Qu’on ne s’y trompe pas, au Maghreb, et plus généralement dans le monde arabe, ce ne sont ni le Maroc, ni la Tunisie, ni même l’Egypte ou la Syrie qui font figure d’exception. Après la vague des révolutions arabes, un seul pays semble comme anesthésié, immobile, et imperméable aux bouleversements du monde. Nous parviennent en effet d’Algérie les nouvelles d’une époque que nous croyions révolue : celle d’illusions et de mensonges étatiques à grande échelle dont le peuple semble encore prêt à se bercer. Les ficelles sont très grosses : un président qui révise la Constitution pour pouvoir concourir pour un quatrième mandat, une élection où le sortant est donné gagnant en l’absence de sondages, une campagne dont le candidat principal, vieux et malade, est absent. Et encore n’est-ce là que la partie visible de l’iceberg, qui ne dit rien des fraudes électorales qui ont jusqu’ici caractérisé les élections algériennes, ni de la tentation abstentionniste qui a gagné beaucoup d’Algériens.
Peu importe finalement l’identité du nouveau président. Seules comptent des apparences dont personne n’est dupe : l’apparence de stabilité, de puissance et d’infaillibilité. Une Algérie au consensus retrouvé, qui a surmonté l’épreuve des années 1990 ; une Algérie qui montre ses muscles sur la scène internationale, que ce soit à l’égard de ses voisins ou des puissances occidentales ; une Algérie qui n’a pas peur de marcher à rebours de l’histoire, où le pouvoir n’appartient ni à un chef charismatique autoritaire, ni à des élus représentant la nation, mais à un obscur cartel de gradés de l’armée et des services de sécurité. L’ironie de la situation, c’est qu’il y a en Algérie un président qui règne depuis quinze ans mais sans gouverner. Là-bas, l’hydre du pouvoir n’a pas une tête, mais des dizaines. Que quelques-unes disparaissent, d’autres les remplaceront.

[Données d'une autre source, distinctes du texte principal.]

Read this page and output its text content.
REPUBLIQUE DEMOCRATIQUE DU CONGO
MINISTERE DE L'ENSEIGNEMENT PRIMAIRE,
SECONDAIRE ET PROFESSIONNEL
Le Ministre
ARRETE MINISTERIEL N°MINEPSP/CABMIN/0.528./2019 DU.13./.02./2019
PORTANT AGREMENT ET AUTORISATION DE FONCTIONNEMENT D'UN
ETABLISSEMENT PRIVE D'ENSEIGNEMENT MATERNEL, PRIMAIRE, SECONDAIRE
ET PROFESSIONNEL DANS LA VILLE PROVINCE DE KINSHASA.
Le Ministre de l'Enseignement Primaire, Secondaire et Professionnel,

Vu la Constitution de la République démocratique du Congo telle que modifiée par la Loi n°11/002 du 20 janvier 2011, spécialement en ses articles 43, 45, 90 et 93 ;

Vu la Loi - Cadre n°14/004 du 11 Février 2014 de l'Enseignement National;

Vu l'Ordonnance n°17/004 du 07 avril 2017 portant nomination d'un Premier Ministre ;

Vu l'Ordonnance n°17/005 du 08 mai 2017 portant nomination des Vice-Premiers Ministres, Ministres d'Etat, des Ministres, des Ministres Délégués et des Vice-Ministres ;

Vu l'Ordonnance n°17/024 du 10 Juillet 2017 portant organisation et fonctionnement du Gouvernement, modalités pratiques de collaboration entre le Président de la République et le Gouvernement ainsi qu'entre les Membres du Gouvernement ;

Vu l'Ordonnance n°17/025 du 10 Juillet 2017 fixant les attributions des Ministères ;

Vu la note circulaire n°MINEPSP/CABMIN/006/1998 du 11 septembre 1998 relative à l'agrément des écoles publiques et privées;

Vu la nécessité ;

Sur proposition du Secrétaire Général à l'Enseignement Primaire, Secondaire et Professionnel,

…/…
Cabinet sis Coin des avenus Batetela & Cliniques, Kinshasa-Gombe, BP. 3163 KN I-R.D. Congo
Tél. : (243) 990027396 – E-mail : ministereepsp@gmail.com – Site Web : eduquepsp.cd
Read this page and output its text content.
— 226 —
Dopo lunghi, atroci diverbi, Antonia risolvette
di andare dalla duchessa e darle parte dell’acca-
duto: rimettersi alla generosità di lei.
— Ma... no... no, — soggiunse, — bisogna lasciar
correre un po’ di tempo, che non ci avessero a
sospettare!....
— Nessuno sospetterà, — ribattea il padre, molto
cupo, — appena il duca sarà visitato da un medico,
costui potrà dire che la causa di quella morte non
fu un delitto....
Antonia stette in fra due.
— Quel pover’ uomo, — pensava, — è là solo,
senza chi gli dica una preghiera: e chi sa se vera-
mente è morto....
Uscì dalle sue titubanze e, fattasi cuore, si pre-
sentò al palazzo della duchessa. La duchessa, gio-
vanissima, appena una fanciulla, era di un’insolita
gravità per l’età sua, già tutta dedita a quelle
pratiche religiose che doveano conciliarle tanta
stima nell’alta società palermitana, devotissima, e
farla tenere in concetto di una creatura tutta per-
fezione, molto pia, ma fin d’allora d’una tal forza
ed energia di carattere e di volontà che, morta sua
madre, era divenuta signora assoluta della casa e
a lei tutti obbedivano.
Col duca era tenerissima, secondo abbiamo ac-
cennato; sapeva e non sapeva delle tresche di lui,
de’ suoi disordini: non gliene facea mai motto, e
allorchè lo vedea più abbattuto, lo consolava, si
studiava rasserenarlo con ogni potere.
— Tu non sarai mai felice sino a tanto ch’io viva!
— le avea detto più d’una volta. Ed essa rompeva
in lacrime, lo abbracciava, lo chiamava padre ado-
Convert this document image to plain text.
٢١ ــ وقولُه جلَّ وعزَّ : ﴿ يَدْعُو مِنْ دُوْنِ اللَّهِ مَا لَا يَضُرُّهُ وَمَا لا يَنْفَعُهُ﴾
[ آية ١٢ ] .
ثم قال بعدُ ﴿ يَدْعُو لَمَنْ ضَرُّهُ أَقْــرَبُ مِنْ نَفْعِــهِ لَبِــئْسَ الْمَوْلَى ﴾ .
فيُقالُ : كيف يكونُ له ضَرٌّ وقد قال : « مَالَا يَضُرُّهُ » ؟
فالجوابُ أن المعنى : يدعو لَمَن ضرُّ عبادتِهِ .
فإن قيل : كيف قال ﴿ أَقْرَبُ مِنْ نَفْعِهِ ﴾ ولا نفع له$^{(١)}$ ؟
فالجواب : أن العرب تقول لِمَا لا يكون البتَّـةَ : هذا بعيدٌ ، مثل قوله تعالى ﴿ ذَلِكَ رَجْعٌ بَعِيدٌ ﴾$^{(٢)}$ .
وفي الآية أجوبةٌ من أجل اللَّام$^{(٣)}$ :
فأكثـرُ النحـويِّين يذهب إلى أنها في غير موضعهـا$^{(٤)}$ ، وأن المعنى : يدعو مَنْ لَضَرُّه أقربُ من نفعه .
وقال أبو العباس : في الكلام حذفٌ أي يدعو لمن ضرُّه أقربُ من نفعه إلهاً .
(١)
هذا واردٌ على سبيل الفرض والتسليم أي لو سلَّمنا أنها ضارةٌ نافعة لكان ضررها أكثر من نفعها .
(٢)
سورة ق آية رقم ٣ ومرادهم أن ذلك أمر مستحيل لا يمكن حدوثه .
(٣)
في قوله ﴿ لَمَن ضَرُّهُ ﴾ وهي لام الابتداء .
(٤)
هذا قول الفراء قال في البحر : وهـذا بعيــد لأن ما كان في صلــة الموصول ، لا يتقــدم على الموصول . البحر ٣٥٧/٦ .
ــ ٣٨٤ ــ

C’est un pouvoir sans visage, donc inatteignable, sauf à créer les conditions d’un chaos que tout le monde redoute. La force du système algérien est ainsi d’avoir amorcé le virage d’un multipartisme de façade, d’un pluralisme politique où se noie toute volonté d’atteindre le noyau du pouvoir.
Le système algérien est en fait le miroir inversé de notre propre Makhzen. A la tête de notre pays, il y a en effet un roi qui comble tout l’espace laissé vacant par l’absence de contre-pouvoirs. Notre roi règne, gouverne… et s’expose. Là-bas comme ici, la démocratie est balbutiante. Les deux systèmes ont ménagé des soupapes de sécurité et se sont dotés de fusibles en la personne du président pour l’Algérie ou du Chef de gouvernement pour le Maroc. Lequel de ces deux régimes est le plus valable, le plus conforme à l’exigence démocratique universelle ? Dans l’absolu aucun. Mais, dans la conjoncture actuelle, force est de constater que le spectacle politique offert par l’Algérie est désolant. Heureusement, il reste aux Algériens un pouvoir dont ils ne se privent pas, celui de rire d’eux-mêmes et de moquer leurs dirigeants. Par exemple en parodiant le tube du chanteur belge Stromae dont le célèbre Papaoutai est devenu Boutefoutai. « Où es-tu Boutef ? Dis-nous où es tu caché ? Sans pouvoir reparler, tu veux encore être le chef. Ah sacré Boutef, Dis-moi où es-tu caché ? Ça doit faire au moins quatre fois que tu te prends pour un roi ! » dit la chanson. Quant au droit de vote, pas sûr que ce soient les honnêtes citoyens qui en usent : dans ce système habitué à bourrer les urnes et à faire voter les morts, la voix de l’individu citoyen ne compte pas, seuls résonnent les rires nerveux, préludes peut-être annonciateurs d’un son autrement plus inquiétant : le grondement d’un peuple provoqué jusqu’à l’outrage.